Command Dispatch Tables

Instead of a long if/elif chain for command routing, Zorac uses a dictionary mapping commands to handler methods:

self.command_handlers = {
    "/quit": self.cmd_quit,
    "/exit": self.cmd_quit,  # Alias
    "/help": self.cmd_help,
    "/clear": self.cmd_clear,
    "/save": self.cmd_save,
    ...
}

# Routing is a simple lookup
if cmd in self.command_handlers:
    await self.command_handlers[cmd](parts)
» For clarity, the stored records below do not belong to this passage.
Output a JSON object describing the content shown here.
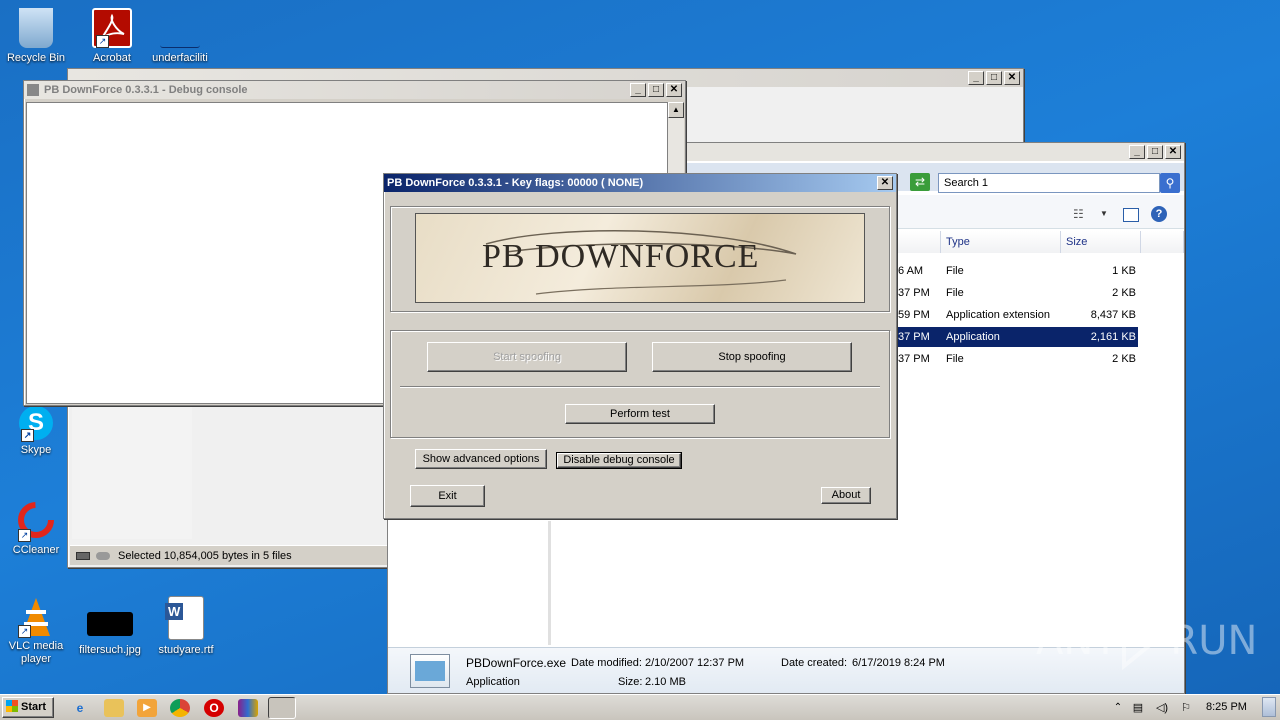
{
  "desktop": {
    "icons": [
      {
        "label": "Recycle Bin"
      },
      {
        "label": "Acrobat"
      },
      {
        "label": "underfaciliti"
      },
      {
        "label": "Skype"
      },
      {
        "label": "CCleaner"
      },
      {
        "label": "VLC media player"
      },
      {
        "label": "filtersuch.jpg"
      },
      {
        "label": "studyare.rtf"
      }
    ]
  },
  "console": {
    "title": "PB DownForce 0.3.3.1  -  Debug console",
    "status_text": "Selected 10,854,005 bytes in 5 files"
  },
  "explorer": {
    "search_placeholder": "Search 1",
    "columns": {
      "type": "Type",
      "size": "Size"
    },
    "rows": [
      {
        "time": "6 AM",
        "type": "File",
        "size": "1 KB"
      },
      {
        "time": "37 PM",
        "type": "File",
        "size": "2 KB"
      },
      {
        "time": "59 PM",
        "type": "Application extension",
        "size": "8,437 KB"
      },
      {
        "time": "37 PM",
        "type": "Application",
        "size": "2,161 KB"
      },
      {
        "time": "37 PM",
        "type": "File",
        "size": "2 KB"
      }
    ],
    "details": {
      "filename": "PBDownForce.exe",
      "modified_label": "Date modified:",
      "modified_value": "2/10/2007 12:37 PM",
      "created_label": "Date created:",
      "created_value": "6/17/2019 8:24 PM",
      "kind": "Application",
      "size_label": "Size:",
      "size_value": "2.10 MB"
    }
  },
  "dialog": {
    "title": "PB DownForce 0.3.3.1  -  Key flags: 00000 ( NONE)",
    "banner_text": "PB DOWNFORCE",
    "start_label": "Start spoofing",
    "stop_label": "Stop spoofing",
    "test_label": "Perform test",
    "advanced_label": "Show advanced options",
    "debug_label": "Disable debug console",
    "exit_label": "Exit",
    "about_label": "About"
  },
  "taskbar": {
    "start_label": "Start",
    "clock": "8:25 PM"
  },
  "watermark": "ANY RUN"
}
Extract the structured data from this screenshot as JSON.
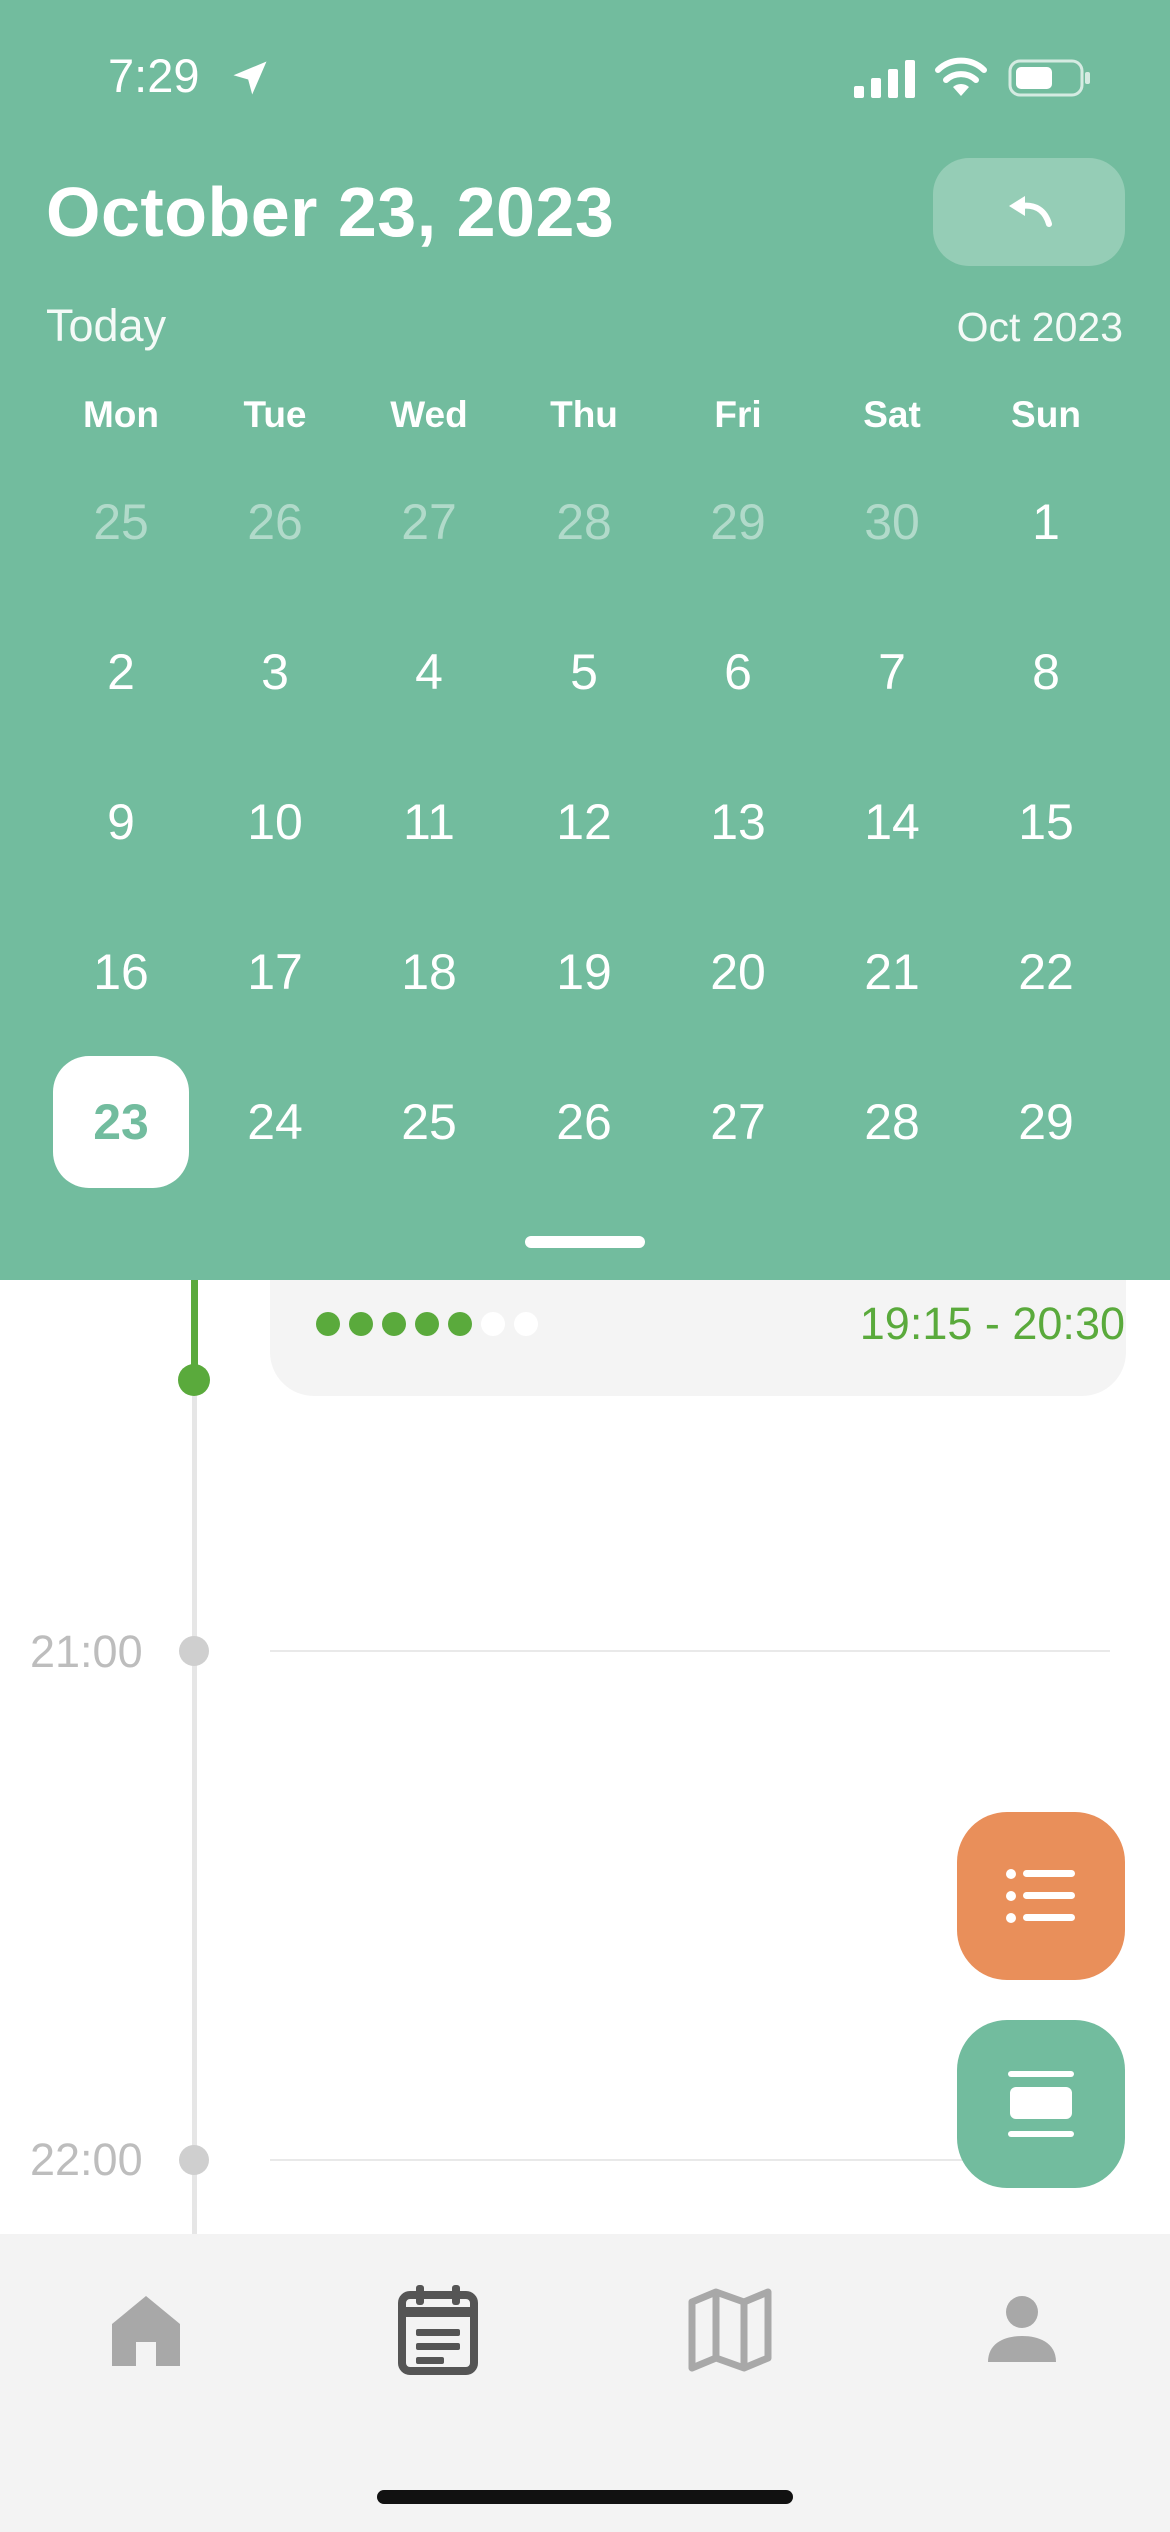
{
  "status_bar": {
    "time": "7:29"
  },
  "header": {
    "title": "October 23, 2023",
    "today_label": "Today",
    "month_label": "Oct 2023"
  },
  "calendar": {
    "weekdays": [
      "Mon",
      "Tue",
      "Wed",
      "Thu",
      "Fri",
      "Sat",
      "Sun"
    ],
    "weeks": [
      [
        "25",
        "26",
        "27",
        "28",
        "29",
        "30",
        "1"
      ],
      [
        "2",
        "3",
        "4",
        "5",
        "6",
        "7",
        "8"
      ],
      [
        "9",
        "10",
        "11",
        "12",
        "13",
        "14",
        "15"
      ],
      [
        "16",
        "17",
        "18",
        "19",
        "20",
        "21",
        "22"
      ],
      [
        "23",
        "24",
        "25",
        "26",
        "27",
        "28",
        "29"
      ]
    ],
    "selected_day": "23"
  },
  "event": {
    "time_range": "19:15 - 20:30",
    "rating_filled": 5,
    "rating_total": 7
  },
  "timeline": {
    "hours": [
      "21:00",
      "22:00"
    ]
  },
  "fabs": {
    "list_icon": "list-icon",
    "view_icon": "card-view-icon"
  },
  "tabbar": {
    "items": [
      "home-icon",
      "schedule-icon",
      "map-icon",
      "profile-icon"
    ],
    "active": "schedule-icon"
  },
  "colors": {
    "header_green": "#72bc9e",
    "accent_green": "#5aaa3c",
    "orange": "#e98f5a",
    "tab_active": "#555555",
    "tab_inactive": "#a8a8a8"
  }
}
This pattern makes it easy to add new commands — define a cmd_* method and add an entry to the dictionary. The command list is also used to generate help text and autocomplete suggestions.

Auto-Resizing Input

The ChatInput widget auto-resizes between 1 and 5 lines based on content:

def _auto_resize(self) -> None:
    line_count = self.document.line_count
    content_height = max(1, min(5, line_count))
    self.styles.height = content_height + self._BORDER_OVERHEAD

This technique — setting styles.height dynamically based on content — works for any Textual widget. The _BORDER_OVERHEAD constant (2) accounts for the border's top and bottom rows.

Persistent Stats Bar

The stats bar pattern — a docked Static widget that displays contextual information — is reusable in any Textual application:

# In compose()
yield Static(" Ready ", id="stats-bar")

# Update from anywhere
stats_bar = self.query_one("#stats-bar", Static)
stats_bar.update(f" {tokens} tokens | {elapsed:.1f}s | {tps:.1f} tok/s ")

The stats bar shows different content depending on the application state:

  • Before any chat: "Ready" or session info
  • During streaming: Real-time token count, elapsed time, tokens/second
  • After streaming: Final response stats plus conversation totals

This provides always-available status information without cluttering the chat log.